Choking man saved by vacuum cleaner
A Japanese man choking on a sticky rice cake was saved when his daughter sucked the glob out with a vacuum cleaner.
Local fire station official Toshiyuki Matsuura said the 70-year-old man from northern Japan suddenly began gasping for air as he chewed on a piece of mochi, a food traditionally eaten by the Japanese around New Year.
Family members first tried unsuccessfully to remove the food with their fingers. Then the man's 46-year-old daughter grabbed a vacuum cleaner, took out his dentures and stuck the hose into his mouth with the switch turned to high.

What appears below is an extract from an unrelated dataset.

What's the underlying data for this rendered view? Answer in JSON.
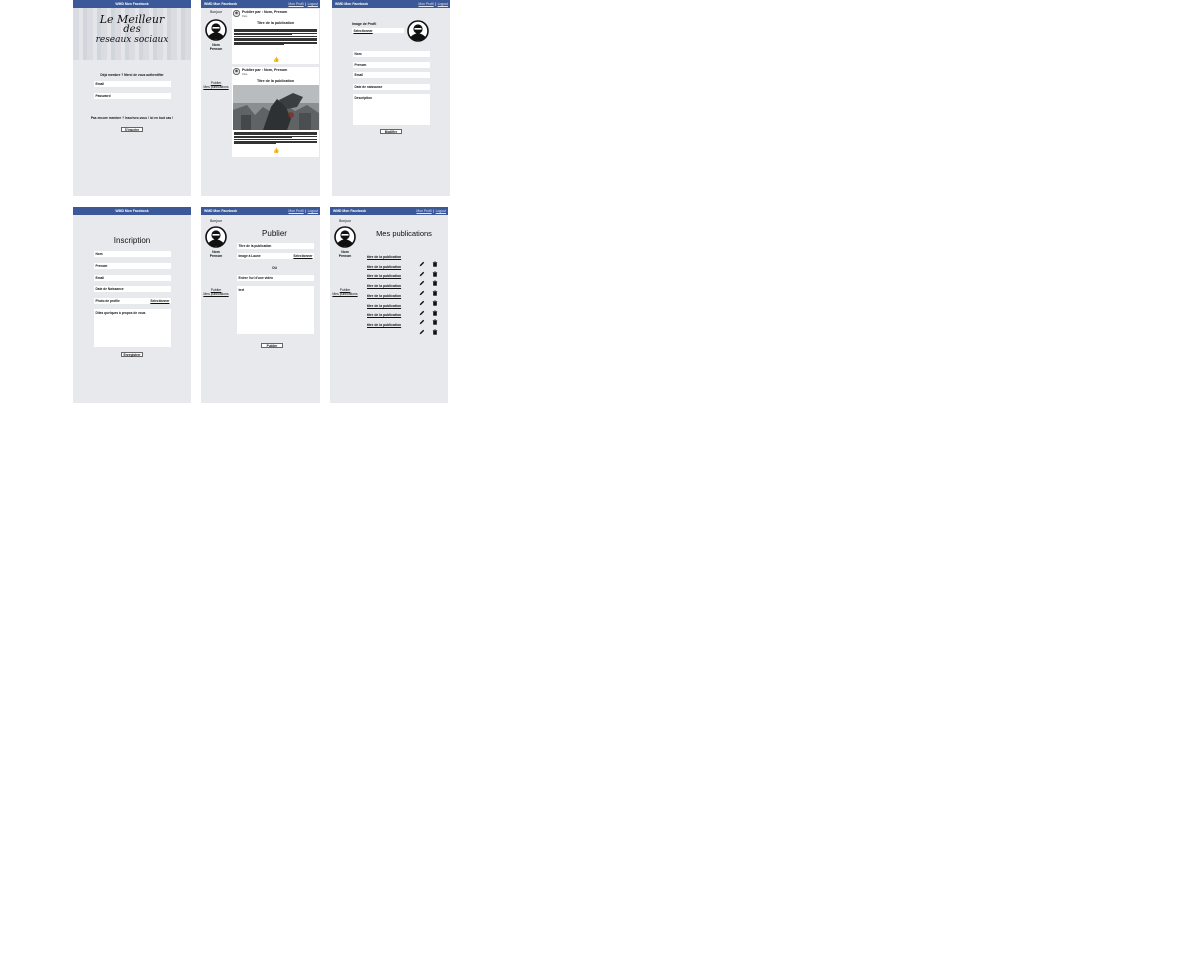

Matsuura said the gooey white mass slowly emerged, and the man - whose name was not disclosed - had almost fully recovered by the time paramedics arrived.
"A vacuum cleaner could be useful in an emergency like that, but I wouldn't recommend it to everyone because it's tricky," Matsuura said. "He was rather lucky."
Every year, a handful of mostly elderly Japanese die after choking on mochi rice cakes, which are usually served grilled and wrapped in seaweed or in a broth.
Mochi is one of the most widely recognised Japanese symbols of the New Year, when many homes and shrines are decorated with ritual offerings of hardened blocks of rice, which become chewy and sticky when cooked.